If in both normal boot and Safe Mode you see just a black screen with mouse pointer you can try several things to resolve the issue.
For me all was well until I ran through a series of reboots for Windows Updates and my Windows 7 64 bit Professional PC had a problem with one. I have seen this problem before and this time I tried everything listed below but in the end the fix for me was to CHECKDISK with repair switches (/F /R) the drive as detailed in number 5 below:
- Unplug EVERYTHING you can from the machine: printers, wireless NIC’s… and try to boot up
. - Try LAST KNOWN GOOD in the F8 boot menu.
. - press the left SHIFT key 5 times quickly. This should load the STICKY KEYS, EASE OF USE tool and will tell you if your operating system is responding at all.
. - press CONTROL + ALT + DEL, bring up a TASK MANAGER, END TASK on EXPLORER.EXE if it is in the PROCESS LIST, then click FILE, RUN and type EXPLORER.EXE . Perhaps Explorer has just crashed and you need restart it.
. - Get your PC / Laptop into REPAIR mode (one way to do this is to boot from the Windows DVD, and choose the small REPAIR link at the bottom left), then bring up a COMMAND PROMPT and run CHKDSK D:\ /F /R (note that in my case D:\ was the drive letter for my primary partition when booted from the DVD).
. - Get your PC / Laptop into REPAIR mode and try to restore to a PREVIOUS VERSION.
UPDATE: It turns out that the hard drive is bad according to Seagates SEATOOLS and so I used EASUS TODO BACK UP to clone (ghost) the disk onto a new disk and now all is well.

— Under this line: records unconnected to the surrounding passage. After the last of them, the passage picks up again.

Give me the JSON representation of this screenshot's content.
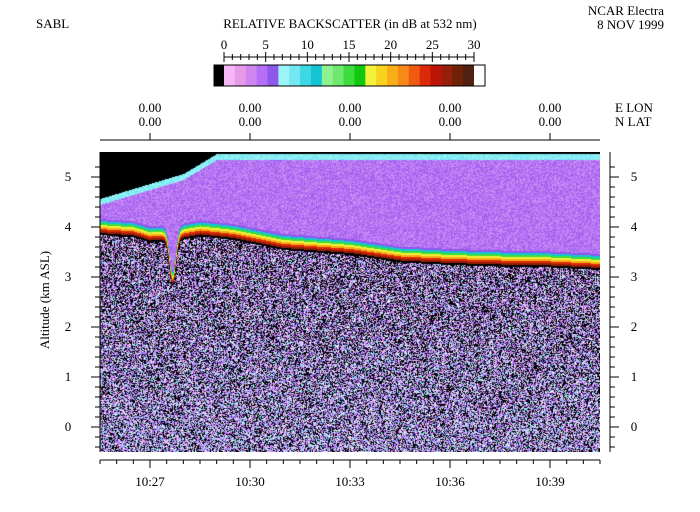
{
  "header": {
    "instrument": "SABL",
    "title": "RELATIVE BACKSCATTER (in dB at 532 nm)",
    "platform": "NCAR Electra",
    "date": "8 NOV 1999"
  },
  "colorbar": {
    "ticks": [
      "0",
      "5",
      "10",
      "15",
      "20",
      "25",
      "30"
    ],
    "range": [
      0,
      30
    ],
    "colors": [
      "#000000",
      "#f4b6f4",
      "#e79ae8",
      "#cf86f0",
      "#b46ff4",
      "#8f58ec",
      "#9af4f8",
      "#74e8f0",
      "#3ed8e4",
      "#14c4d4",
      "#8ef28e",
      "#6fe86f",
      "#3cdc3c",
      "#10c810",
      "#f2f23a",
      "#f8d21e",
      "#f8ae18",
      "#f88818",
      "#f05a10",
      "#dc2a08",
      "#bc1406",
      "#961e0a",
      "#6e2208",
      "#502010",
      "#ffffff"
    ]
  },
  "top_axis": {
    "lon_values": [
      "0.00",
      "0.00",
      "0.00",
      "0.00",
      "0.00"
    ],
    "lat_values": [
      "0.00",
      "0.00",
      "0.00",
      "0.00",
      "0.00"
    ],
    "lon_label": "E LON",
    "lat_label": "N LAT"
  },
  "chart_data": {
    "type": "heatmap",
    "title": "RELATIVE BACKSCATTER (in dB at 532 nm)",
    "ylabel": "Altitude (km ASL)",
    "xlabel": "",
    "x_range": [
      "10:25:30",
      "10:40:30"
    ],
    "xticks": [
      "10:27",
      "10:30",
      "10:33",
      "10:36",
      "10:39"
    ],
    "ylim": [
      -0.5,
      5.5
    ],
    "yticks": [
      "0",
      "1",
      "2",
      "3",
      "4",
      "5"
    ],
    "color_range_db": [
      0,
      30
    ],
    "cloud_top_km": [
      {
        "time": "10:25:30",
        "alt": 4.45
      },
      {
        "time": "10:27:00",
        "alt": 4.75
      },
      {
        "time": "10:28:00",
        "alt": 4.95
      },
      {
        "time": "10:29:00",
        "alt": 5.35
      },
      {
        "time": "10:40:30",
        "alt": 5.35
      }
    ],
    "high_backscatter_layer_km": [
      {
        "time": "10:25:30",
        "alt": 3.85
      },
      {
        "time": "10:26:30",
        "alt": 3.8
      },
      {
        "time": "10:27:00",
        "alt": 3.7
      },
      {
        "time": "10:27:40",
        "alt": 3.72
      },
      {
        "time": "10:28:30",
        "alt": 3.82
      },
      {
        "time": "10:29:30",
        "alt": 3.75
      },
      {
        "time": "10:31:00",
        "alt": 3.55
      },
      {
        "time": "10:33:00",
        "alt": 3.45
      },
      {
        "time": "10:34:30",
        "alt": 3.3
      },
      {
        "time": "10:36:00",
        "alt": 3.25
      },
      {
        "time": "10:37:30",
        "alt": 3.22
      },
      {
        "time": "10:39:00",
        "alt": 3.2
      },
      {
        "time": "10:40:30",
        "alt": 3.15
      }
    ]
  }
}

The CHKDSK was at least good enough to get my Windows operational so I could easily clone it.
6 Comments
danredge · September 25, 2021 at 11:59 am
For me the problem was the resolution of the screen. (The VM had automatically changed for an unknow reason. I have force the Resolution to be the same as my host and then everything was working perfectly 🙂 Hope it help someone else.
Idrees · January 14, 2015 at 2:32 am
What a sloution dude. You saved me getting my ass kicked
bakemeacake · July 8, 2014 at 2:09 pm
You didn’t solve anything.
This is just a workaround to a Microsoft bug they do not appear to be able to fix.
The permanent fix appears to be switch to Linux or buy a MAC.
Ian Matthews · July 30, 2014 at 9:00 pm
Correct, this is a work around, but changing Operating Systems is hardly practical.
Charlie · June 16, 2014 at 8:20 am
My computer wasn’t responding at all to ctrl alt delete, but your suggestion to try stickykeys by pressing shift a bunch did help.
1. press shift a bunch
2. go to control panel from dialogue box
3. search to open task manager
4. run new process
5. enter explorer and press enter
Mark Judge · January 3, 2013 at 2:39 am
I had similar issue on windows 7 which only happened when my laptop was connected to the domain. It turned out to be because my windows password had expired. Resetting the password resolved the issue.